We have found the nicest investment property right in our hometown, but our attorney is concerned about the fact that there used to be a drycleaner in this store. It has been over 30 years since it operated at “our” location, shouldn’t that be long enough ago to not be concerned?

Betty F.


Dear Betty,

Your attorney is giving you sage advice. It was commonplace for drycleaning operations to dispose of excess cleaning fluid by simply pouring it into the driveways or streets outside the store.
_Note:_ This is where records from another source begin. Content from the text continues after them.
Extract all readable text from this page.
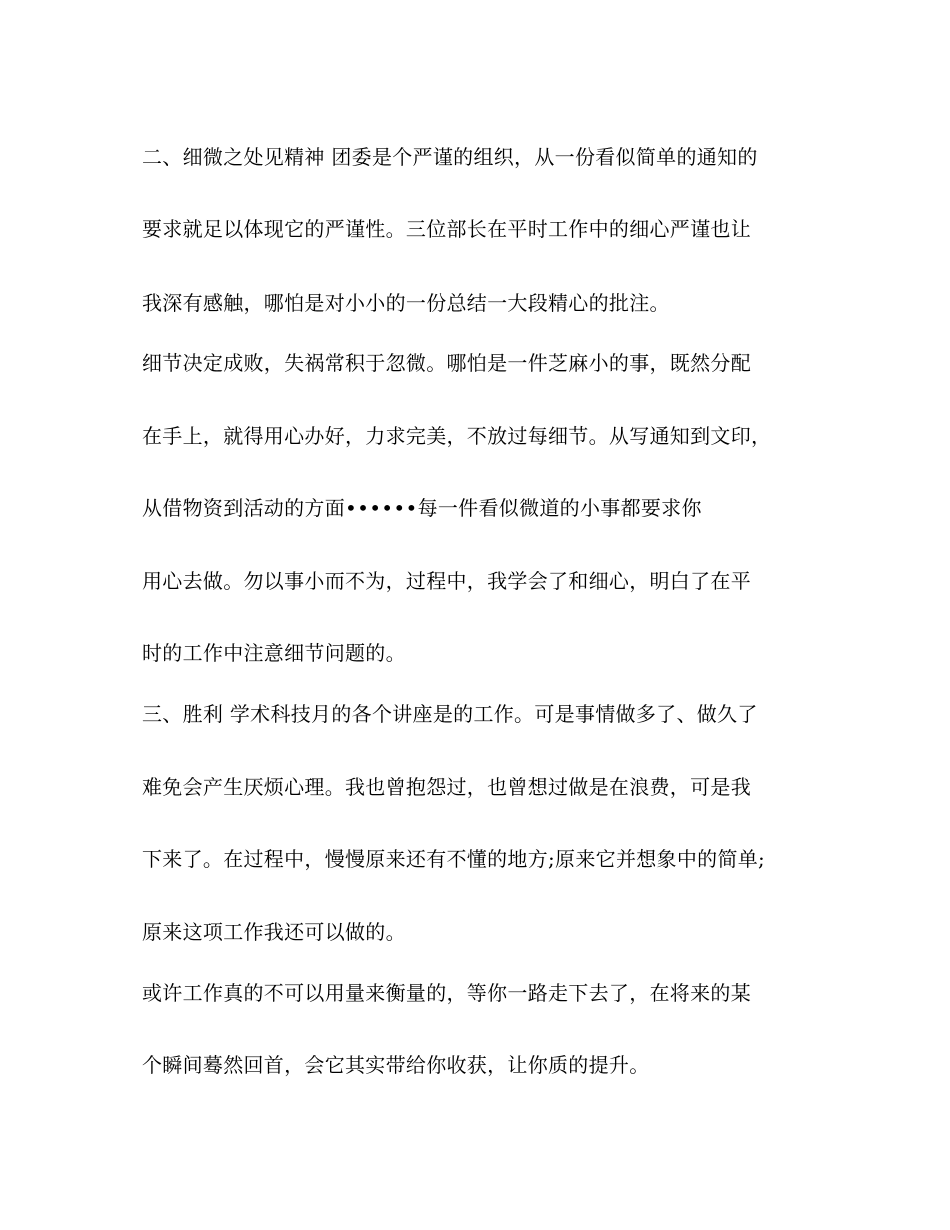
二、细微之处见精神 团委是个严谨的组织，从一份看似简单的通知的

要求就足以体现它的严谨性。三位部长在平时工作中的细心严谨也让

我深有感触，哪怕是对小小的一份总结一大段精心的批注。

细节决定成败，失祸常积于忽微。哪怕是一件芝麻小的事，既然分配

在手上，就得用心办好，力求完美，不放过每细节。从写通知到文印，

从借物资到活动的方面••••••每一件看似微道的小事都要求你

用心去做。勿以事小而不为，过程中，我学会了和细心，明白了在平

时的工作中注意细节问题的。

三、胜利 学术科技月的各个讲座是的工作。可是事情做多了、做久了

难免会产生厌烦心理。我也曾抱怨过，也曾想过做是在浪费，可是我

下来了。在过程中，慢慢原来还有不懂的地方;原来它并想象中的简单;

原来这项工作我还可以做的。

或许工作真的不可以用量来衡量的，等你一路走下去了，在将来的某

个瞬间蓦然回首，会它其实带给你收获，让你质的提升。
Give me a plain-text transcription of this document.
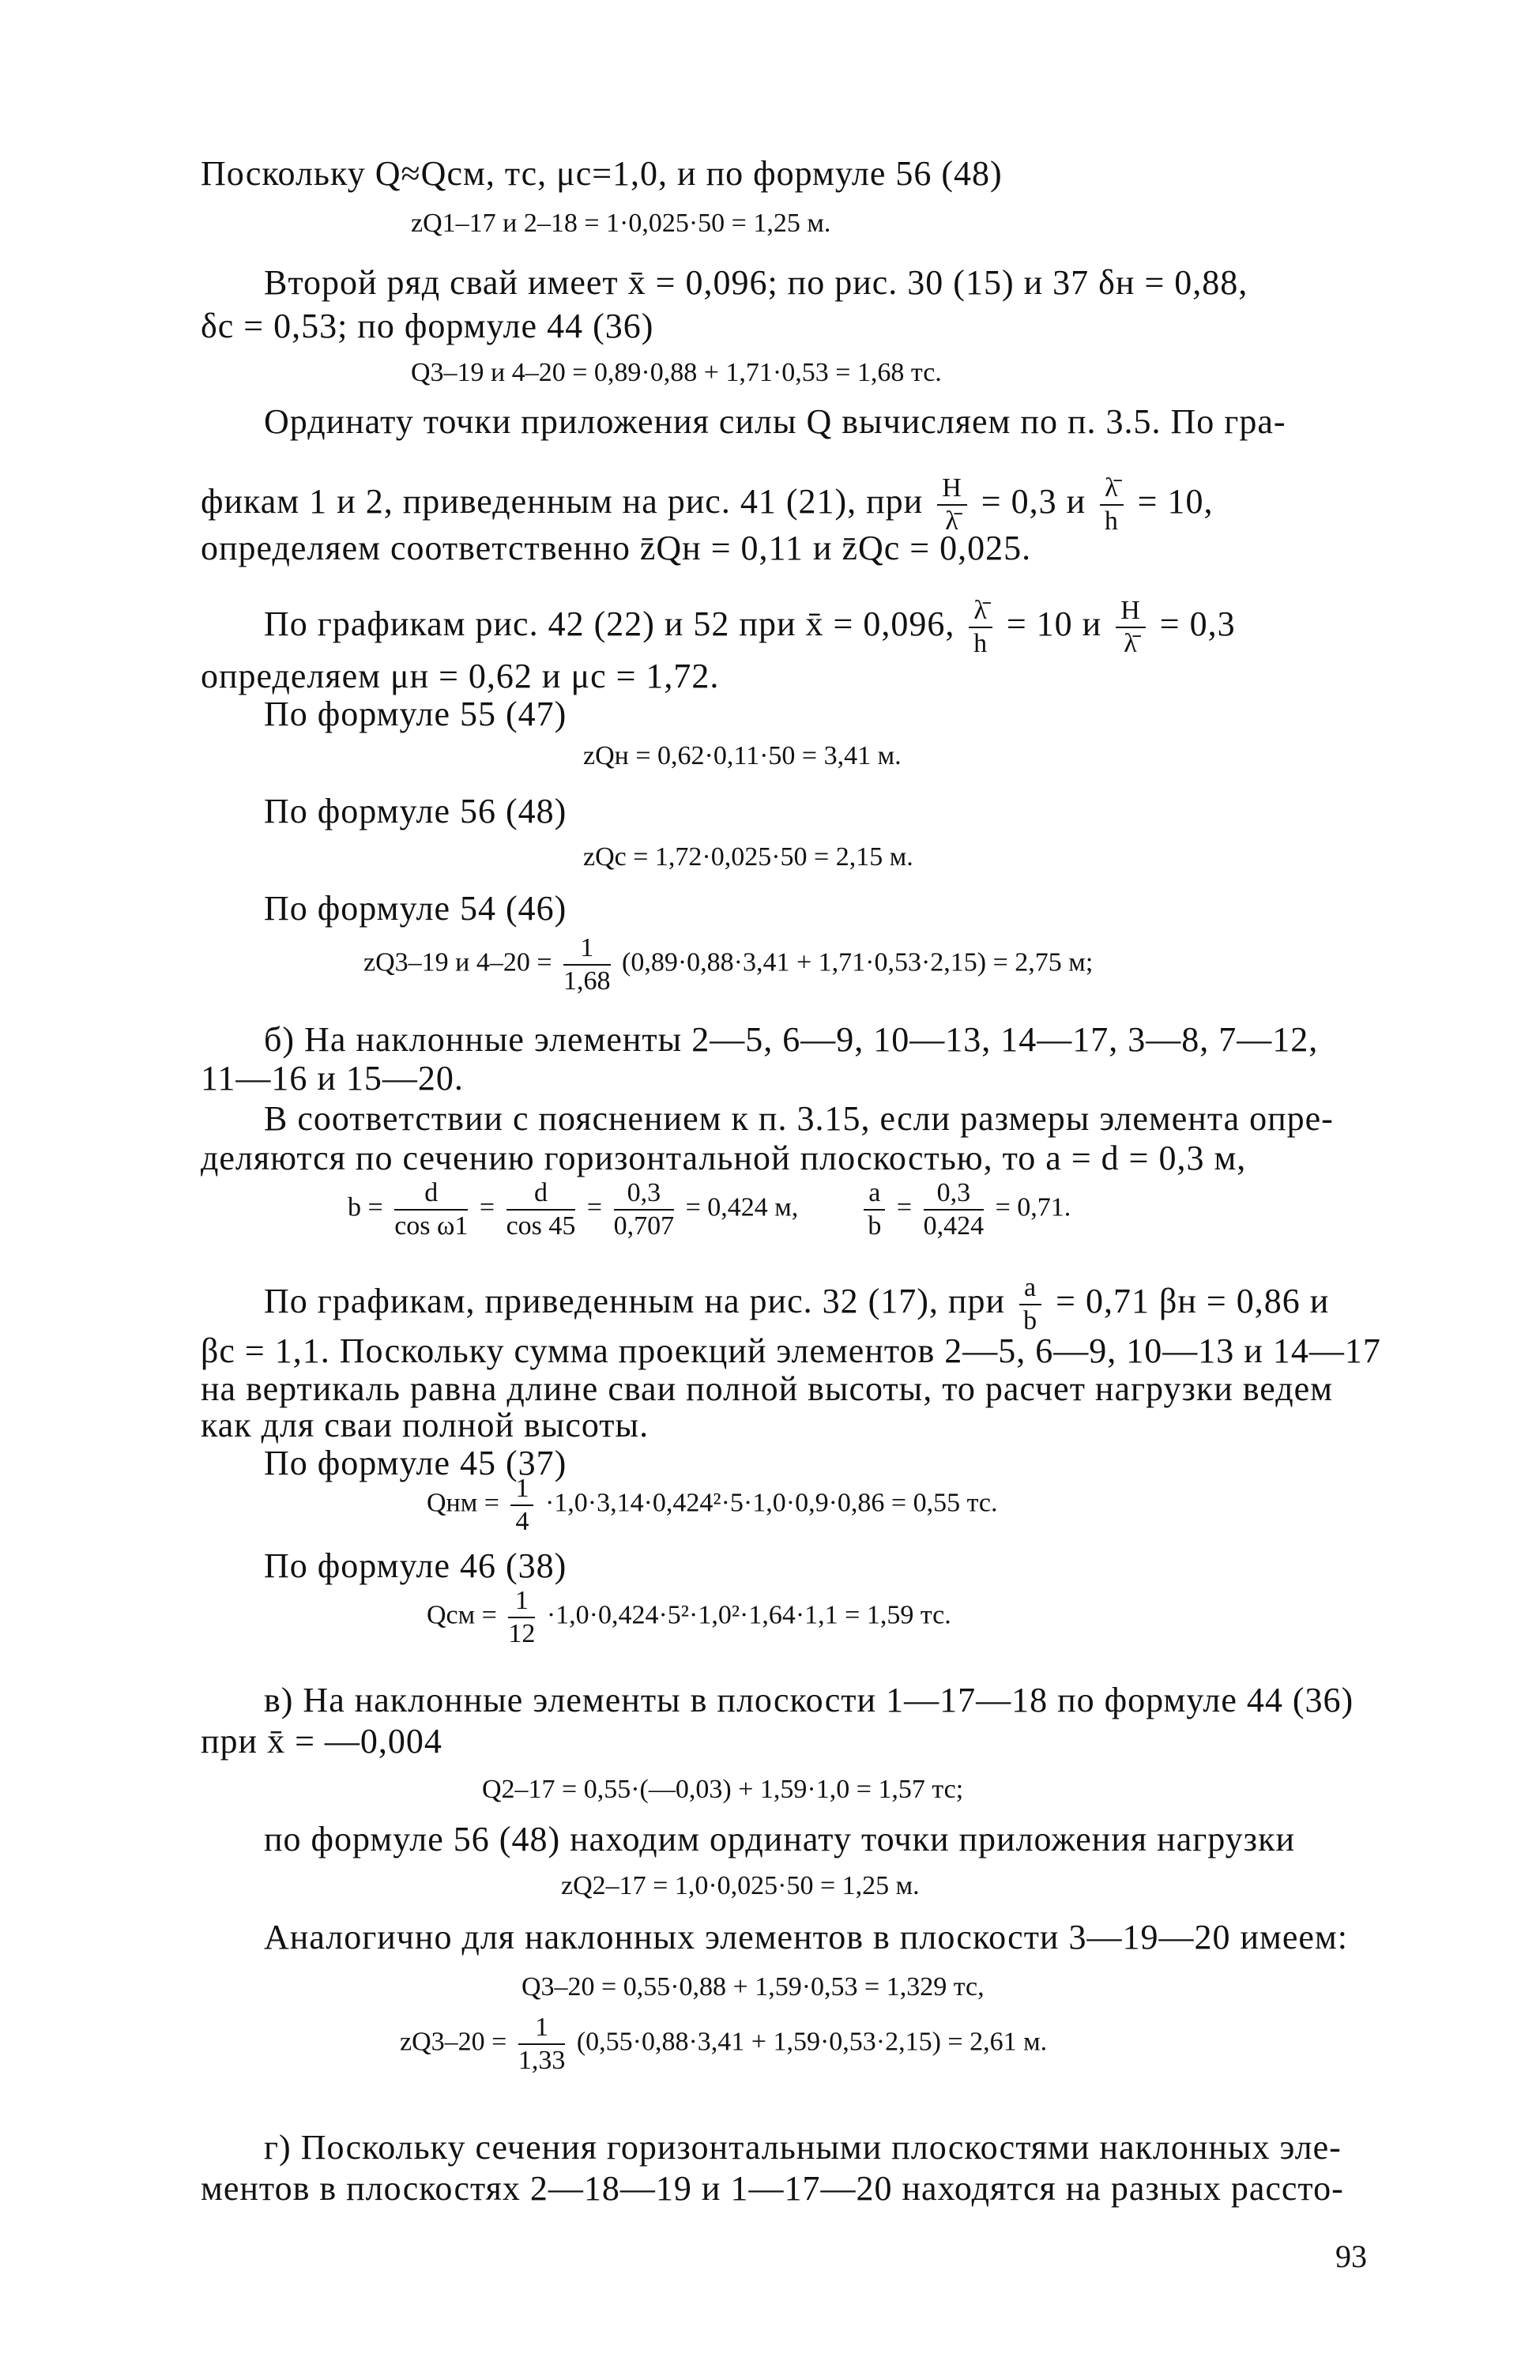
Поскольку Q≈Qсм, тс, μс=1,0, и по формуле 56 (48)
zQ1–17 и 2–18 = 1·0,025·50 = 1,25 м.
Второй ряд свай имеет x̄ = 0,096; по рис. 30 (15) и 37 δн = 0,88,
δс = 0,53; по формуле 44 (36)
Q3–19 и 4–20 = 0,89·0,88 + 1,71·0,53 = 1,68 тс.
Ординату точки приложения силы Q вычисляем по п. 3.5. По гра-
фикам 1 и 2, приведенным на рис. 41 (21), при $\frac{H}{\lambdā} = 0,3$ и $\frac{\lambdā}{h} = 10$,
определяем соответственно z̄Qн = 0,11 и z̄Qс = 0,025.
По графикам рис. 42 (22) и 52 при x̄ = 0,096, $\frac{\lambdā}{h} = 10$ и $\frac{H}{\lambdā} = 0,3$
определяем μн = 0,62 и μс = 1,72.
По формуле 55 (47)
zQн = 0,62·0,11·50 = 3,41 м.
По формуле 56 (48)
zQс = 1,72·0,025·50 = 2,15 м.
По формуле 54 (46)
zQ3–19 и $4-20 = \frac{1}{1,68} (0,89\cdot 0,88\cdot 3,41 + 1,71\cdot 0,53\cdot 2,15) = 2,75$ м;
б) На наклонные элементы 2—5, 6—9, 10—13, 14—17, 3—8, 7—12,
11—16 и 15—20.
В соответствии с пояснением к п. 3.15, если размеры элемента опре-
деляются по сечению горизонтальной плоскостью, то a = d = 0,3 м,
$b = \frac{d}{\text{cos ω1}} = \frac{d}{\cos 45} = \frac{0,3}{0,707} = 0,424$ м, $\frac{a}{b} = \frac{0,3}{0,424} = 0,71$.
По графикам, приведенным на рис. 32 (17), при $\frac{a}{b} = 0,71$ βн = 0,86 и
βс = 1,1. Поскольку сумма проекций элементов 2—5, 6—9, 10—13 и 14—17
на вертикаль равна длине сваи полной высоты, то расчет нагрузки ведем
как для сваи полной высоты.
По формуле 45 (37)
Qнм = $\frac{1}{4} \cdot 1,0\cdot 3,14\cdot 0,424^2\cdot 5\cdot 1,0\cdot 0,9\cdot 0,86 = 0,55$ тс.
По формуле 46 (38)
Qсм = $\frac{1}{12} \cdot 1,0\cdot 0,424\cdot 5^2\cdot 1,0^2\cdot 1,64\cdot 1,1 = 1,59$ тс.
в) На наклонные элементы в плоскости 1—17—18 по формуле 44 (36)
при x̄ = —0,004
Q2–17 = 0,55·(—0,03) + 1,59·1,0 = 1,57 тс;
по формуле 56 (48) находим ординату точки приложения нагрузки
zQ2–17 = 1,0·0,025·50 = 1,25 м.
Аналогично для наклонных элементов в плоскости 3—19—20 имеем:
Q3–20 = 0,55·0,88 + 1,59·0,53 = 1,329 тс,
$zQ3-20 = \frac{1}{1,33} (0,55\cdot 0,88\cdot 3,41 + 1,59\cdot 0,53\cdot 2,15) = 2,61$ м.
г) Поскольку сечения горизонтальными плоскостями наклонных эле-
ментов в плоскостях 2—18—19 и 1—17—20 находятся на разных рассто-
93
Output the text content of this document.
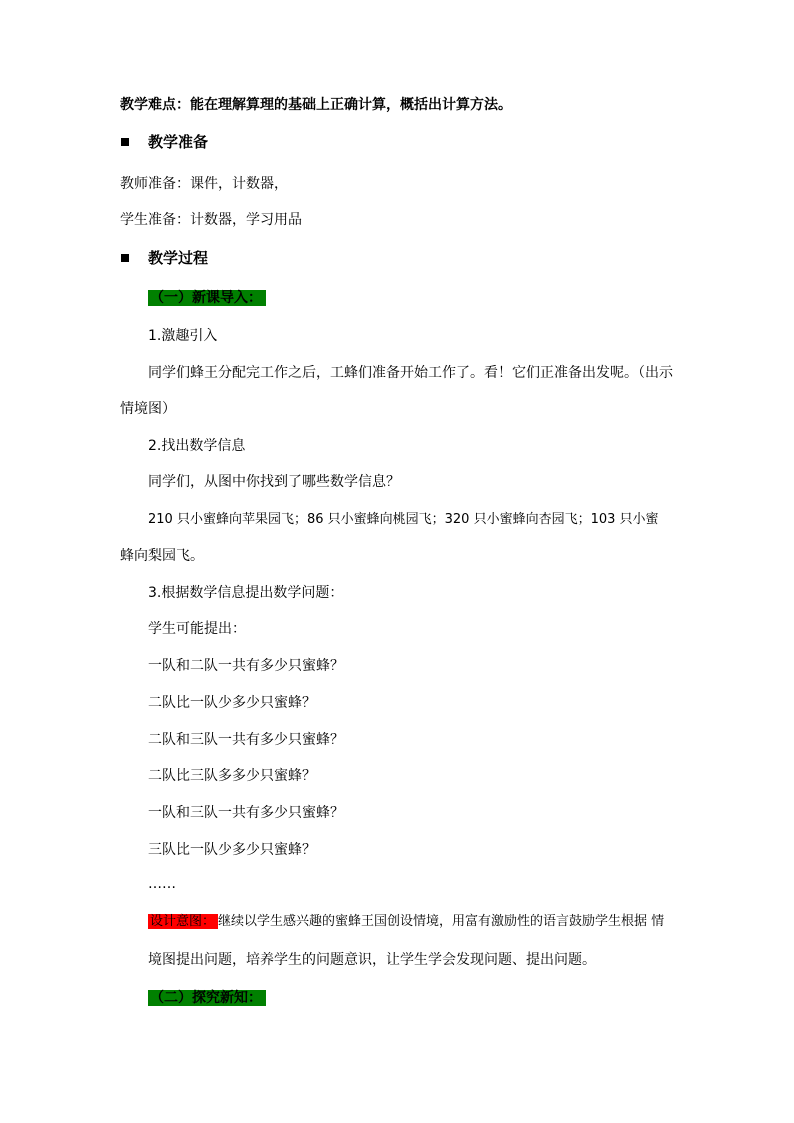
教学难点：能在理解算理的基础上正确计算，概括出计算方法。
教学准备
教师准备：课件，计数器，
学生准备：计数器，学习用品
教学过程
（一）新课导入：
1.激趣引入
同学们蜂王分配完工作之后，工蜂们准备开始工作了。看！它们正准备出发呢。（出示
情境图）
2.找出数学信息
同学们，从图中你找到了哪些数学信息？
210 只小蜜蜂向苹果园飞；86 只小蜜蜂向桃园飞；320 只小蜜蜂向杏园飞；103 只小蜜
蜂向梨园飞。
3.根据数学信息提出数学问题：
学生可能提出：
一队和二队一共有多少只蜜蜂？
二队比一队少多少只蜜蜂？
二队和三队一共有多少只蜜蜂？
二队比三队多多少只蜜蜂？
一队和三队一共有多少只蜜蜂？
三队比一队少多少只蜜蜂？
……
设计意图： 继续以学生感兴趣的蜜蜂王国创设情境，用富有激励性的语言鼓励学生根据 情
境图提出问题，培养学生的问题意识，让学生学会发现问题、提出问题。
（二）探究新知：
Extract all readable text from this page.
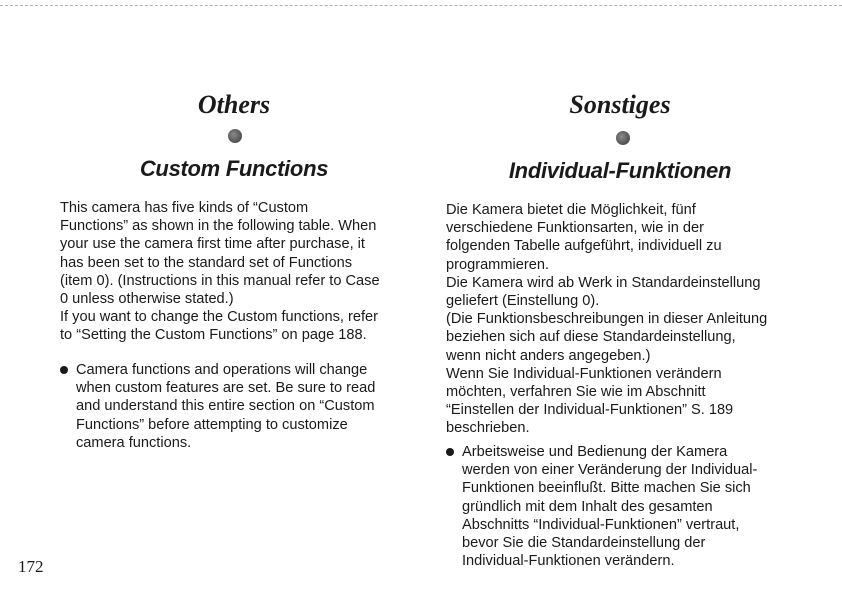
Others
Custom Functions

This camera has five kinds of “Custom
Functions” as shown in the following table. When
your use the camera first time after purchase, it
has been set to the standard set of Functions
(item 0). (Instructions in this manual refer to Case
0 unless otherwise stated.)
If you want to change the Custom functions, refer
to “Setting the Custom Functions” on page 188.

Camera functions and operations will change
when custom features are set. Be sure to read
and understand this entire section on “Custom
Functions” before attempting to customize
camera functions.

Sonstiges
Individual-Funktionen

Die Kamera bietet die Möglichkeit, fünf
verschiedene Funktionsarten, wie in der
folgenden Tabelle aufgeführt, individuell zu
programmieren.
Die Kamera wird ab Werk in Standardeinstellung
geliefert (Einstellung 0).
(Die Funktionsbeschreibungen in dieser Anleitung
beziehen sich auf diese Standardeinstellung,
wenn nicht anders angegeben.)
Wenn Sie Individual-Funktionen verändern
möchten, verfahren Sie wie im Abschnitt
“Einstellen der Individual-Funktionen” S. 189
beschrieben.

Arbeitsweise und Bedienung der Kamera
werden von einer Veränderung der Individual-
Funktionen beeinflußt. Bitte machen Sie sich
gründlich mit dem Inhalt des gesamten
Abschnitts “Individual-Funktionen” vertraut,
bevor Sie die Standardeinstellung der
Individual-Funktionen verändern.

172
The resultant “Perc” is considered an environmental hazard, it degrades by “natural attenuation” very slowly and not only is the “Perc” a hazard that can pollute drinking water, it also may emanate vapors that can seep through the flooring into the store.

We strongly suggest that you find a licensed environmental professional to assess the site [this will often include a Phase 1 report to identify if there is a likelihood of a spill [extremely likely if one had a drycleaning operation], and suggest certain areas on [and maybe around] the property for soil sampling. Further, many states have regulatory language that deems such sites as areas of concern and subject to various sorts of conveyance terms – something you can find doing some online research, but given the potential ramification, we recommend retaining specialized counsel to advise you.

Sorry to be the bearer of bad news, but of course it is better to be forewarned than to scramble to correct.